If the documents are sorted for 2-3 days, the market or individual stocks continue to rise, indicating that the main institutions should have a decent rebound. However, no matter how fast and strong its rebound speed is, we should closely observe whether its rebound has exceeded the historical peak. If you start looking back near the top, the strength of the top is insufficient, indicating that the gear pressure is high, indicating that the rebound tends to end.

Especially for the rapid rebound market, investors need to restrain the idea of participation and stay away from it. As the saying goes, "the rebound is not the bottom, but the bottom will not rebound." The rebound is not a fundamental reversal of the market trend. After the rebound, the stock market will still fall. The purpose of investors' rebound is to reduce the cost of holding shares and obtain short-term profits. However, the rapid rebound, whether it is rebound space or rebound time, has not left any profit space for investors. Therefore, it is not suitable to participate in the short-term rapid rebound market.

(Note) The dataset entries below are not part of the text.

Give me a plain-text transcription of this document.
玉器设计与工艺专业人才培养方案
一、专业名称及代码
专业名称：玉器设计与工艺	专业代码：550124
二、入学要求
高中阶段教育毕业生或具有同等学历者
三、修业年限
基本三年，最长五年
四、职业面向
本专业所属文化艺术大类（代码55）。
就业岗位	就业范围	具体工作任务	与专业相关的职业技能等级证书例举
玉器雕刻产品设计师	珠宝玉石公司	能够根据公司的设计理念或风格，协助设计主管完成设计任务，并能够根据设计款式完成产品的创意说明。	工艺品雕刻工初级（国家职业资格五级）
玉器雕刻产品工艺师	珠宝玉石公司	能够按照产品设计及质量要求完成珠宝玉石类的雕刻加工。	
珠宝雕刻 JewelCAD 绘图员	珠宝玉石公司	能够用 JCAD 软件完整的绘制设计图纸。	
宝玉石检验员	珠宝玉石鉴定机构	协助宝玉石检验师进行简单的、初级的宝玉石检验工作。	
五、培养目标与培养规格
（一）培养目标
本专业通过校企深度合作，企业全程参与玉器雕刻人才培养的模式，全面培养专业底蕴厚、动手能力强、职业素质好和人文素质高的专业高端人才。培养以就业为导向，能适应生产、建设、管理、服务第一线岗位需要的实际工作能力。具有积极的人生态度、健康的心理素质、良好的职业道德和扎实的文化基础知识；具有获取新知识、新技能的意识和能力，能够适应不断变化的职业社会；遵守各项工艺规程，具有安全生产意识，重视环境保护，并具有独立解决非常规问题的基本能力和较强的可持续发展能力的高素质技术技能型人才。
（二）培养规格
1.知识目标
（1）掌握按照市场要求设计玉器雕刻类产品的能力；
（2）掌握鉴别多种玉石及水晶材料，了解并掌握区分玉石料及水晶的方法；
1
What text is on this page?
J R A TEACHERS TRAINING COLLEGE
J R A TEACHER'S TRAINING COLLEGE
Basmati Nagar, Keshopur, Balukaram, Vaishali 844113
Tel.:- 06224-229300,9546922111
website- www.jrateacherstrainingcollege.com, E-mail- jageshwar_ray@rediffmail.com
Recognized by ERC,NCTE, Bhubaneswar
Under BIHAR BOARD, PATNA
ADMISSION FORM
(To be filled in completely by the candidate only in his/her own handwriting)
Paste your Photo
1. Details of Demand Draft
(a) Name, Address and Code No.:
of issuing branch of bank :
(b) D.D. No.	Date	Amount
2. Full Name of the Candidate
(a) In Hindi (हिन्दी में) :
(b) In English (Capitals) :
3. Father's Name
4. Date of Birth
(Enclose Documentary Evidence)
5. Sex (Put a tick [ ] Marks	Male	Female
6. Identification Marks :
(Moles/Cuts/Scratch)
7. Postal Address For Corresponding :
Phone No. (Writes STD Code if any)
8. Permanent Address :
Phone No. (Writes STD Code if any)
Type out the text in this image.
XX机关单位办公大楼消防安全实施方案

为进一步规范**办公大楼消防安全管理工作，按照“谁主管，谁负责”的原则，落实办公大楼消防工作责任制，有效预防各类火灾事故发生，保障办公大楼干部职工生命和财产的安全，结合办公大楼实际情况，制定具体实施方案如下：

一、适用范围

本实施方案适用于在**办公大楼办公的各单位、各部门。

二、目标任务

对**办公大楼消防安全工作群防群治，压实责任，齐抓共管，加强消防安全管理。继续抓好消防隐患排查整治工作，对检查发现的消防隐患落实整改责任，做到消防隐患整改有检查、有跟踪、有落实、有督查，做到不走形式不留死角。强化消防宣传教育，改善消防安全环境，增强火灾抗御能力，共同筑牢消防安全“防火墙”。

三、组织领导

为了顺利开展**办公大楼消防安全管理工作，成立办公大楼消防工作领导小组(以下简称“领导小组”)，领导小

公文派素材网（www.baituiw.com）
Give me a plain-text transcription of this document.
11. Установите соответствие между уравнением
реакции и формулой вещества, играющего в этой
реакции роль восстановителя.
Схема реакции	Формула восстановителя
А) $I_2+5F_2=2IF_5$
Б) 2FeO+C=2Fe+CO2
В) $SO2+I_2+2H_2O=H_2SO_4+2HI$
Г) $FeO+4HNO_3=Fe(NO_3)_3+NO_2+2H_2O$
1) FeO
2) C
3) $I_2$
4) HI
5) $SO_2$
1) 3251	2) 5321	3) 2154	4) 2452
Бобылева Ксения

Reversal: The key point is that the most important trend line is effectively broken. This is a very important signal in the judgment of the reversal form, and the trend that has been formed for a long time before is about to reverse. Judging from most standard inversion forms, in the whole process of form completion, there will be a phenomenon that the early pressure line or support line is effectively broken.

If the trend line has not been effectively broken when the form is close to completion, then the form is likely to evolve into a finishing form with a long time span. Even if the main trend line is broken, if it is broken later, it will not be reversed immediately after the end of this pattern. It is more likely that the original upward trend or downward trend will become a sideways arrangement pattern.

All these require some experience to make a correct judgment. Novices should not use better stock trading software without experience. Like my Niugubao, all the indicators in it have detailed instructions on how to use it and how to operate it in what form. It is much more convenient to use. If it really doesn't work, you can pay attention to the cows in the cattle list, which is relatively more secure. I hope I can help you, and I wish you a happy investment!